Yönetici yaklaşan tehlikeyi çok geç fark etti, futbolcu oynamayı aylar sonra hatırladı, gruplara ayrılıp kendi arasında dövüşen küskün taraftar boşalttığı tribünleri yeniden doldurdu ama iş işten geçtikten sonra nafile! Ankaragücü son üç maçının tamamını kazansa da son pişmanlık fayda etmedi, başkentin 115 yaşındaki en köklü kulübü bir kez daha küme düştü.
Sezonun tamamlanmasına 6 hafta kala Mesut Bakkal teknik direktörlüğe getirilmişti. Hem o hem de yöneticiler o gün itibariyle düşme tehlikesi hakkında konuşmak bir yana, play-off oynayarak Süper Lig’e yükselmenin hayalini kuruyorlardı. Bu köşede uyarmış, “Kulübün bu haliyle play-off grubuna kalmasını bir yana koyun, takımı ligde tutabilen hoca olursa heykeli dikilir” demiştim.
Bakkal çıktığı ilk maçta gerçeklerle yüzleşti, üçüncü maçın ardından da istifasını verdi. Son üç maç için göreve gelen Mustafa Kaplan ise “heykeli dikilecek adam” olmaya çok ama çok yaklaştı. Bir hocanın yapabileceği her şeyi yaptı, Ankaragücü yıllar sonra ilk kez hem de “bitik” denilen bir takımla üç maç üst üste kazandı.

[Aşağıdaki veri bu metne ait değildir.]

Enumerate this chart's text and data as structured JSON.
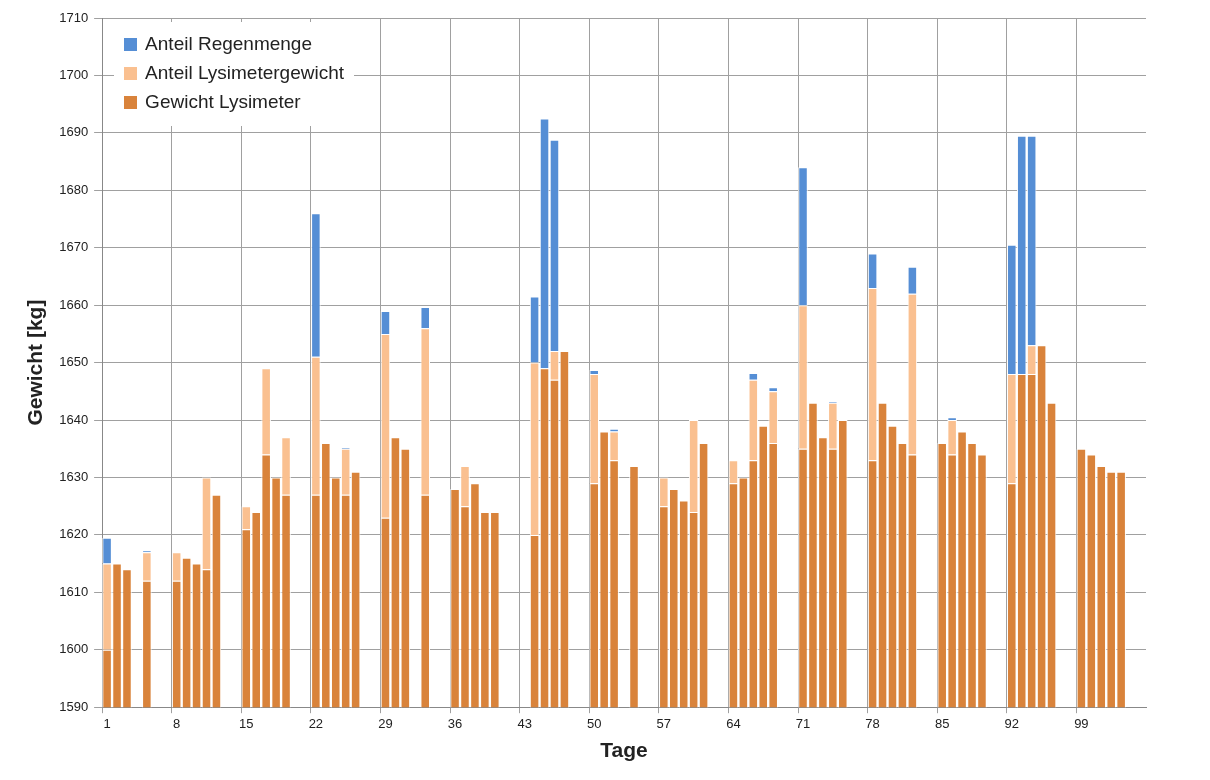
{
  "chart_data": {
    "type": "bar",
    "xlabel": "Tage",
    "ylabel": "Gewicht [kg]",
    "ylim": [
      1590,
      1710
    ],
    "yticks": [
      1590,
      1600,
      1610,
      1620,
      1630,
      1640,
      1650,
      1660,
      1670,
      1680,
      1690,
      1700,
      1710
    ],
    "grid": true,
    "legend": "top left",
    "categories": [
      "1",
      null,
      null,
      null,
      null,
      null,
      null,
      "8",
      null,
      null,
      null,
      null,
      null,
      null,
      "15",
      null,
      null,
      null,
      null,
      null,
      null,
      "22",
      null,
      null,
      null,
      null,
      null,
      null,
      "29",
      null,
      null,
      null,
      null,
      null,
      null,
      "36",
      null,
      null,
      null,
      null,
      null,
      null,
      "43",
      null,
      null,
      null,
      null,
      null,
      null,
      "50",
      null,
      null,
      null,
      null,
      null,
      null,
      "57",
      null,
      null,
      null,
      null,
      null,
      null,
      "64",
      null,
      null,
      null,
      null,
      null,
      null,
      "71",
      null,
      null,
      null,
      null,
      null,
      null,
      "78",
      null,
      null,
      null,
      null,
      null,
      null,
      "85",
      null,
      null,
      null,
      null,
      null,
      null,
      "92",
      null,
      null,
      null,
      null,
      null,
      null,
      "99",
      null,
      null,
      null,
      null,
      null,
      null
    ],
    "series": [
      {
        "name": "Gewicht Lysimeter",
        "color": "#d9833b",
        "values": [
          1600,
          1615,
          1614,
          null,
          1612,
          null,
          null,
          1612,
          1616,
          1615,
          1614,
          1627,
          null,
          null,
          1621,
          1624,
          1634,
          1630,
          1627,
          null,
          null,
          1627,
          1636,
          1630,
          1627,
          1631,
          null,
          null,
          1623,
          1637,
          1635,
          null,
          1627,
          null,
          null,
          1628,
          1625,
          1629,
          1624,
          1624,
          null,
          null,
          null,
          1620,
          1649,
          1647,
          1652,
          null,
          null,
          1629,
          1638,
          1633,
          null,
          1632,
          null,
          null,
          1625,
          1628,
          1626,
          1624,
          1636,
          null,
          null,
          1629,
          1630,
          1633,
          1639,
          1636,
          null,
          null,
          1635,
          1643,
          1637,
          1635,
          1640,
          null,
          null,
          1633,
          1643,
          1639,
          1636,
          1634,
          null,
          null,
          1636,
          1634,
          1638,
          1636,
          1634,
          null,
          null,
          1629,
          1648,
          1648,
          1653,
          1643,
          null,
          null,
          1635,
          1634,
          1632,
          1631,
          1631,
          null,
          null
        ]
      },
      {
        "name": "Anteil Lysimetergewicht",
        "color": "#fac090",
        "values": [
          15,
          null,
          null,
          null,
          5,
          null,
          null,
          5,
          null,
          null,
          16,
          null,
          null,
          null,
          4,
          null,
          15,
          null,
          10,
          null,
          null,
          24,
          null,
          null,
          8,
          null,
          null,
          null,
          32,
          null,
          null,
          null,
          29,
          null,
          null,
          null,
          7,
          null,
          null,
          null,
          null,
          null,
          null,
          30,
          null,
          5,
          null,
          null,
          null,
          19,
          null,
          5,
          null,
          null,
          null,
          null,
          5,
          null,
          null,
          16,
          null,
          null,
          null,
          4,
          null,
          14,
          null,
          9,
          null,
          null,
          25,
          null,
          null,
          8,
          null,
          null,
          null,
          30,
          null,
          null,
          null,
          28,
          null,
          null,
          null,
          6,
          null,
          null,
          null,
          null,
          null,
          19,
          null,
          5,
          null,
          null,
          null,
          null,
          null,
          null,
          null,
          null,
          null,
          null,
          null
        ],
        "base": [
          1600,
          null,
          null,
          null,
          1612,
          null,
          null,
          1612,
          null,
          null,
          1614,
          null,
          null,
          null,
          1621,
          null,
          1634,
          null,
          1627,
          null,
          null,
          1627,
          null,
          null,
          1627,
          null,
          null,
          null,
          1623,
          null,
          null,
          null,
          1627,
          null,
          null,
          null,
          1625,
          null,
          null,
          null,
          null,
          null,
          null,
          1620,
          null,
          1647,
          null,
          null,
          null,
          1629,
          null,
          1633,
          null,
          null,
          null,
          null,
          1625,
          null,
          null,
          1624,
          null,
          null,
          null,
          1629,
          null,
          1633,
          null,
          1636,
          null,
          null,
          1635,
          null,
          null,
          1635,
          null,
          null,
          null,
          1633,
          null,
          null,
          null,
          1634,
          null,
          null,
          null,
          1634,
          null,
          null,
          null,
          null,
          null,
          1629,
          null,
          1648,
          null,
          null,
          null,
          null,
          null,
          null,
          null,
          null,
          null,
          null,
          null
        ]
      },
      {
        "name": "Anteil Regenmenge",
        "color": "#558ed5",
        "values": [
          4.5,
          null,
          null,
          null,
          0.3,
          null,
          null,
          null,
          null,
          null,
          null,
          null,
          null,
          null,
          null,
          null,
          null,
          null,
          null,
          null,
          null,
          25,
          null,
          null,
          0.3,
          null,
          null,
          null,
          4,
          null,
          null,
          null,
          3.7,
          null,
          null,
          null,
          null,
          null,
          null,
          null,
          null,
          null,
          null,
          11.5,
          43.5,
          36.8,
          null,
          null,
          null,
          0.7,
          null,
          0.5,
          null,
          null,
          null,
          null,
          null,
          null,
          null,
          null,
          null,
          null,
          null,
          null,
          null,
          1.2,
          null,
          0.7,
          null,
          null,
          24,
          null,
          null,
          0.3,
          null,
          null,
          null,
          6,
          null,
          null,
          null,
          4.7,
          null,
          null,
          null,
          0.5,
          null,
          null,
          null,
          null,
          null,
          22.5,
          41.5,
          36.5,
          null,
          null,
          null,
          null,
          null,
          null,
          null,
          null,
          null,
          null,
          null
        ],
        "base": [
          1615,
          null,
          null,
          null,
          1617,
          null,
          null,
          null,
          null,
          null,
          null,
          null,
          null,
          null,
          null,
          null,
          null,
          null,
          null,
          null,
          null,
          1651,
          null,
          null,
          1635,
          null,
          null,
          null,
          1655,
          null,
          null,
          null,
          1656,
          null,
          null,
          null,
          null,
          null,
          null,
          null,
          null,
          null,
          null,
          1650,
          1649,
          1652,
          null,
          null,
          null,
          1648,
          null,
          1638,
          null,
          null,
          null,
          null,
          null,
          null,
          null,
          null,
          null,
          null,
          null,
          null,
          null,
          1647,
          null,
          1645,
          null,
          null,
          1660,
          null,
          null,
          1643,
          null,
          null,
          null,
          1663,
          null,
          null,
          null,
          1662,
          null,
          null,
          null,
          1640,
          null,
          null,
          null,
          null,
          null,
          1648,
          1648,
          1653,
          null,
          null,
          null,
          null,
          null,
          null,
          null,
          null,
          null,
          null,
          null
        ]
      }
    ]
  }
}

Ne var ki bu şahlanma için çok geç kalınmış, rakipler sazı ele almıştı. Puan tablosunda kendi göbeğini kendi kesme imkanını kaybeden Ankaragücü’nü üçte üç yapmak da kurtarmadı. Daha önce kulübü Süper Lig’de tuttuğu gün gözyaşı döken Kaplan, bu kez elinden gelen her şeyi yapmasına rağmen sevdiceğinin düşmesinin acısını yaşadı.
Şimdi sarı lacivertlilerde kongre zamanı. Borç yükü birikmiş, transfer tahtası ise kapalı. Kaplan tüm bu olumsuz koşullara rağmen, “Beni çağırırlarsa takımı yeniden yukarı çıkarmak için varım” diyor. Peki yönetim için elini taşın altına koyan çıkacak mı? Bir ay önce efelenen çoktu. Şimdi bakalım kimler bu takımı ayağa kaldırmak için “ben varım” diyecek.